The medal count proves the triumph of the indigenous grapes: out of 5 golds, 3 were won by the wines made of 100% native varieties, and another gold went to a blend of indigenous and international grapes.
Speaking of white grapes, the judges highlighted Narince and Emir. “We had some sensational wines from Emir, an indigenous white grape. And they weren’t just ‘oh this is interesting’ kind of wines – they were really delicious, intense, complex,” saidSarah Abbott MW, while Alistair Cooper MW praised the Narince grape: “It showed real vibrancy, almost like Albariño – really fresh, vibrant, salty, saline.” There is an Emir and a Narince among the gold medal winners: Yedi Bilgeler Sarapcilik Vindemia Defne 2022 (Emir) and Mey Icki Sanayi & Ticaret Kayra Vintage Narince 2021.
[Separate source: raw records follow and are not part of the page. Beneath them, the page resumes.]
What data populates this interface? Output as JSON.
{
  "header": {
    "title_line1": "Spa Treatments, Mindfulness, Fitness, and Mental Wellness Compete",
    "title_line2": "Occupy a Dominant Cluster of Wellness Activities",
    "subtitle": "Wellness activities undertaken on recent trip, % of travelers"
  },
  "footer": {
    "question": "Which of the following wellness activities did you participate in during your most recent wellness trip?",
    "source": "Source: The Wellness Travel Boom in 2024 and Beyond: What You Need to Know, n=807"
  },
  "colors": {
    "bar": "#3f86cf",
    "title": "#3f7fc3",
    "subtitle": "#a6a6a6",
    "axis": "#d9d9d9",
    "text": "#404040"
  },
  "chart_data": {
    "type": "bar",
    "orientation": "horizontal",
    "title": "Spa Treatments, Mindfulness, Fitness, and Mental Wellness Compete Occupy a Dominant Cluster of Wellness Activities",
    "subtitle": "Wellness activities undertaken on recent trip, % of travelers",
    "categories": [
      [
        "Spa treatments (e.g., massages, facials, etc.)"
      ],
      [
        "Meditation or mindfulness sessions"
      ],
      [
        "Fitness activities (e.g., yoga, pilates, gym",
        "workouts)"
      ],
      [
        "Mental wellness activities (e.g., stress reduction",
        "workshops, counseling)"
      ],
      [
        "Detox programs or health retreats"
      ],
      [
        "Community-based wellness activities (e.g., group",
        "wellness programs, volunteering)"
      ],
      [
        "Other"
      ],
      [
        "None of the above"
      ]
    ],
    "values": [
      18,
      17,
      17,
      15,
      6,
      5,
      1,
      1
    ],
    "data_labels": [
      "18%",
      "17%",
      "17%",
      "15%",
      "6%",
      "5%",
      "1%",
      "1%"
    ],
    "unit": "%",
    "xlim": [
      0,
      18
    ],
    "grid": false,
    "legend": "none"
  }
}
Nevertheless, international grape varieties also performed well, with 100% Cabernet Sauvignon - Kalpak Tarim Chateau Kalpak 2019 - winning a gold medal. As well as other international grapes – Cabernet Franc, Merlot, Syrah, Chardonnay – are among the silver medal winners. In fact, it is the diversity of Turkish wines that could be the country’s calling card according to our judges.
“There is so much for customers to discover here – and not just the UK customers,” said Cat Lomax, “We had Merlot, Syrah, Montepulciano, Nero d’Avola… It was like tasting the grapes of the world. As a wine consumer, a wine lover, there is plenty to dive into, plenty to get to know.”
“On one hand, there are these really intriguing ancient varieties that have been in this land for centuries – and it’s a lovely offer for connoisseurs, for adventurous wine consumers, to get the trade engaged, to keep geeks like us excited,” said Sarah Abbott MW. At the same time, according to Abbott, the country offers plenty of good quality wines made of international grapes that might interest a less adventurous consumer. “It’s really useful, it’s like you have the experimentation, the openness of the new world and you have this very authentic, ancient viticultural heritage that you associate with the cradles of wines,” Abbott concluded.
Speaking of the future of Turkish wines in the international markets, our judges emphasised the importance of raising awareness via different global channels, including big wine competitions like the IWSC.
“At the moment, there really isn’t a presence for Turkish wines in UK’s large-scale retail, so really there is a huge number of opportunities there, but equally, it’s so much more challenging as you have to initiate the conversation because many people don’t even know if Turkey makes wine,” said Cat Lomax.